He’s Fast, He’s Powerful, He’s Jewish…He’s The Flash!
He’s faster than a speeding bullet, he’s a crimefighter with super strength, he’s…Jewish?
“Justice League” might have been a lukewarm film that coasted on the onscreen charisma of its main actors but Jewish nerds were rewarded when Barry Allen (alias of The Flash, played by a winsome Ezra Miller) described a photo of himself as a “Hippie, long hair, very attractive Jewish boy.”
The Flash joins the pantheon of other Jewish superheroes, like Batwoman, Magneto, Nite Owl II and the Scarlett Witch. Audiences eager to see the fanboy fantasy of “Justice League” made the movie $93.8 million in its opening week, which, while not quite a box office smash, certainly makes the Flash the most prominent Jewish superhero of our time.

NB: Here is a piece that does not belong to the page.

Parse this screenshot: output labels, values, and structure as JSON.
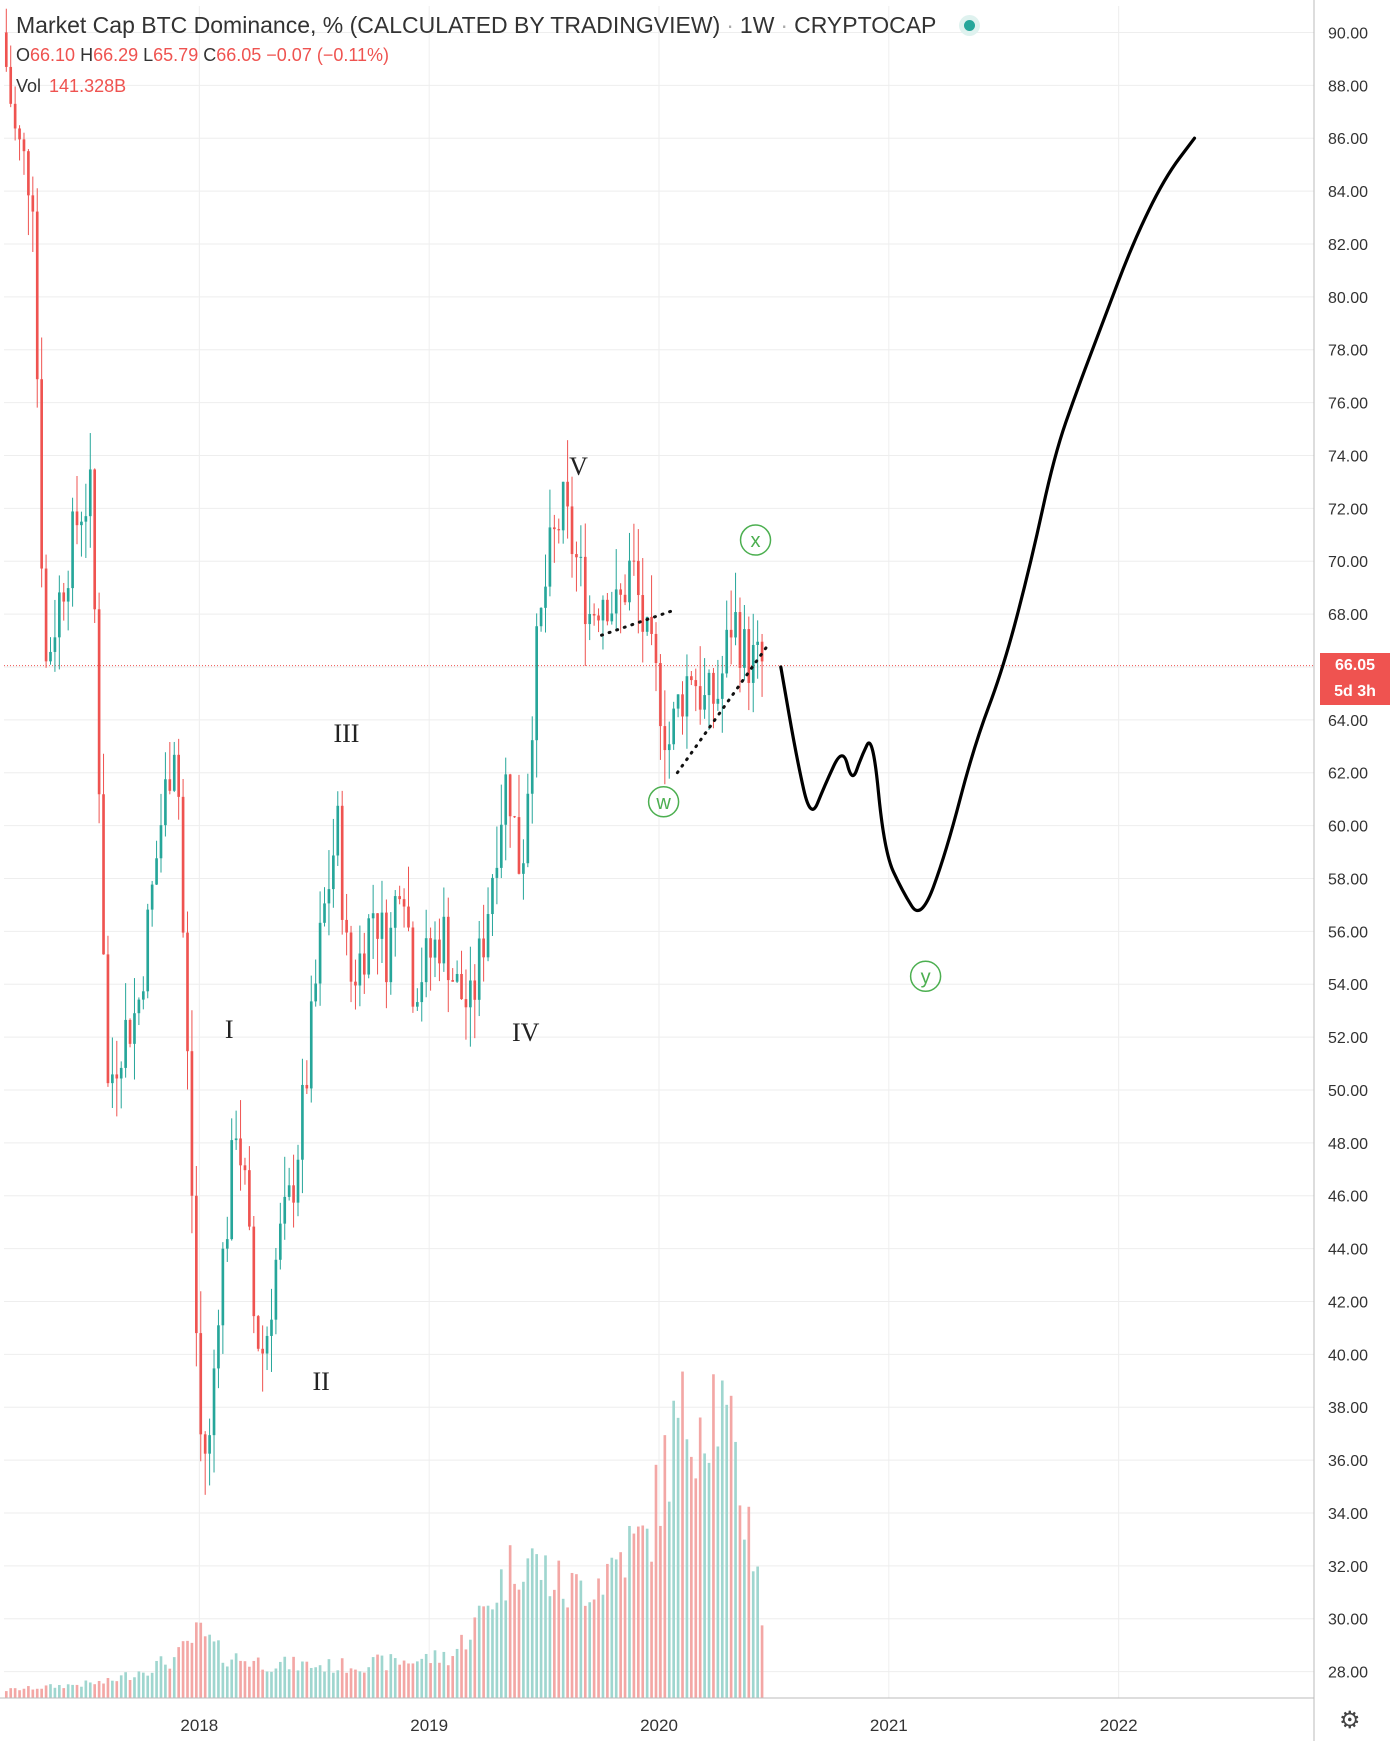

According to Geeknation, Ezra Miller, a self described Jew and real life nice Jewish boy, ad-libbed this scene which director Zach Snyder opted to keep in.
“Yeah, I… I need… friends,” Barry Allen admits, when Bruce Wayne announces he is putting together a team of superheroes. Let’s face it, the Flash in “Justice League” seems like the archetypical anxious, self deprecating unprepared hero, starstruck by his fellow members of the Justice League. He provides comic relief in a manner that might seem familiar to veterans of old school Yiddish theater.
Comic books might be a quintessential American tradition, but it was Jews who created them. Now it’s Jews themselves populating the pages of these traditional nerd fantasy receptacles.